Prosto z mojego netflix'owego kina przychodzę do was z recenzją ekranizacji reżysera Stevena Spielberga.
Postaram się w sposób tajemniczy skrócić, opisać i wydać opinię na temat tego filmu. Miło mi będzie jak wypowiesz się na temat recenzji, a co więcej przeczytasz ją całą.
Zapraszam do krótkiej lektury !!!
Nie ukrywam, że ma on w Sobie coś magicznego, coś co przyciąga uwagę widza. Świat uzależniony jest od powstałego wirtualnego świata zwanego OASIS, które zostało stworzone przez Jamesa Hollidaya. Sam wirtual jest na tyle efektowny co również bezsensowny z powodu zakładania przez ludzi googli oraz biegania na specjalnej bieżni. Twórca świata był na tyle samotny i niekochany, że poczuł chęć porzucenia prowadzenia tej działalności. Postanowił więc zorganizować konkurs w którym do wygrania było złote jajo, a jego posiadacz zgarnia całą światową ekonomię. Głównymi bohaterami, którzy opowiadają całość jest Wade, w grze natomiast wciela się w nick "Parzival" oraz Samatha, z nickiem "Art3mis".

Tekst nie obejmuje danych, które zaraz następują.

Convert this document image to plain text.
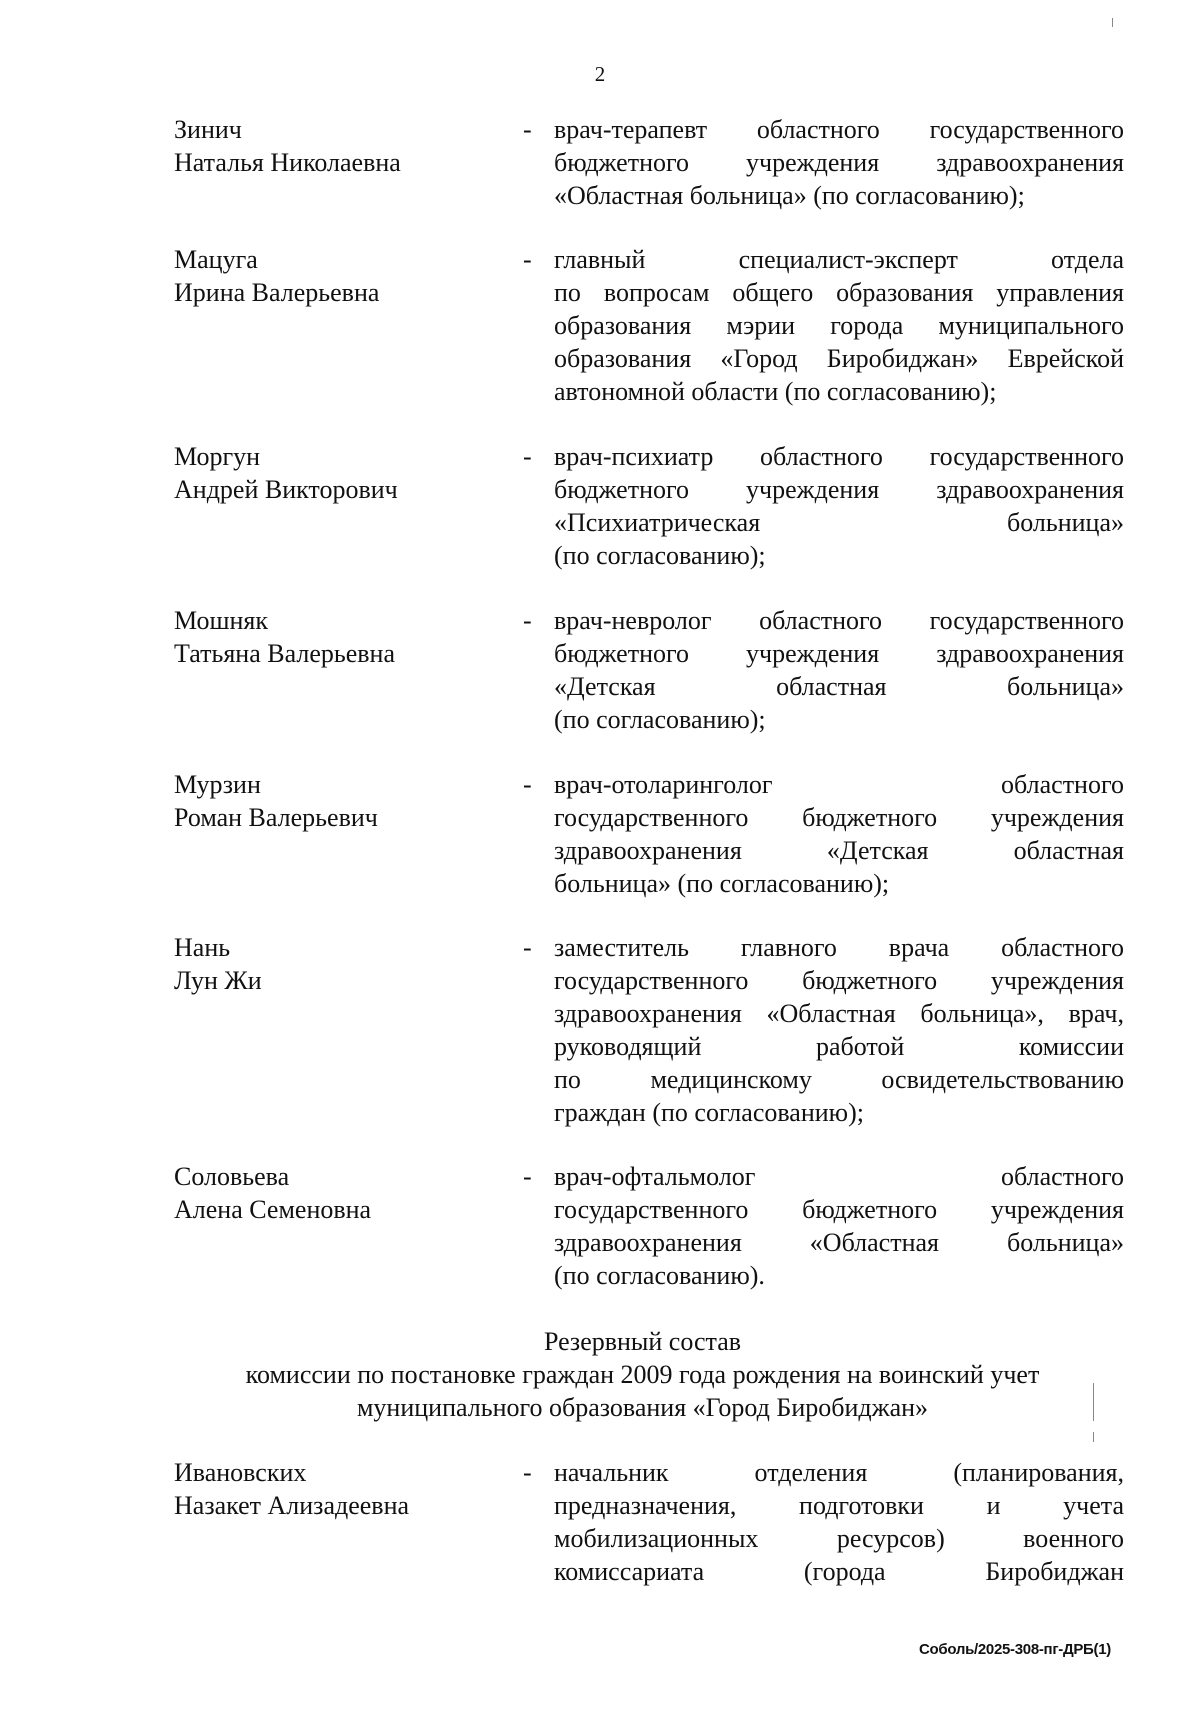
2
Зинич
Наталья Николаевна
- врач-терапевт областного государственного
бюджетного учреждения здравоохранения
«Областная больница» (по согласованию);
Мацуга
Ирина Валерьевна
- главный специалист-эксперт отдела
по вопросам общего образования управления
образования мэрии города муниципального
образования «Город Биробиджан» Еврейской
автономной области (по согласованию);
Моргун
Андрей Викторович
- врач-психиатр областного государственного
бюджетного учреждения здравоохранения
«Психиатрическая больница»
(по согласованию);
Мошняк
Татьяна Валерьевна
- врач-невролог областного государственного
бюджетного учреждения здравоохранения
«Детская областная больница»
(по согласованию);
Мурзин
Роман Валерьевич
- врач-отоларинголог областного
государственного бюджетного учреждения
здравоохранения «Детская областная
больница» (по согласованию);
Нань
Лун Жи
- заместитель главного врача областного
государственного бюджетного учреждения
здравоохранения «Областная больница», врач,
руководящий работой комиссии
по медицинскому освидетельствованию
граждан (по согласованию);
Соловьева
Алена Семеновна
- врач-офтальмолог областного
государственного бюджетного учреждения
здравоохранения «Областная больница»
(по согласованию).
Резервный состав
комиссии по постановке граждан 2009 года рождения на воинский учет
муниципального образования «Город Биробиджан»
Ивановских
Назакет Ализадеевна
- начальник отделения (планирования,
предназначения, подготовки и учета
мобилизационных ресурсов) военного
комиссариата (города Биробиджан
Соболь/2025-308-пг-ДРБ(1)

Oczywiście nie mogło zabraknąć czarnych postaci, które próbują zdobyć "tron" i objąć całe stanowisko.
Więcej na temat filmu nie chce zdradzać...musicie obejrzeć go sami.
Oczywiście jest tutaj znaczna część rywalizacji. Jest to typowa karuzela, która skierowana jest do fanów popkultury, którzy podobnie jak Ja szczerzą zęby gdy na ekranie mignie im laleczka Chucky czy Freddy Krueger. Ekranizacja złożona jest z symboli, które przeżywało się w dzieciństwie - taka magiczna odskocznia do przeszłości. Według mnie jest to znakomite widowisko w którym można zatracić się razem z bohaterem. Podoba mi się nawiązanie do filmów z lat '80 i '90, która w pewien sposób obrazuje całość tych 20 lat. Jak dla mnie, nie ma o co się przyczepić, ponieważ końcówka jest dla mnie zadziwiająca i mimo wszystko bardzo gorąco polecam.
Nie chce oceniać jej w skali bo zwyczajnie w świecie nie wiem jaka ocena miałaby się tu znaleźć.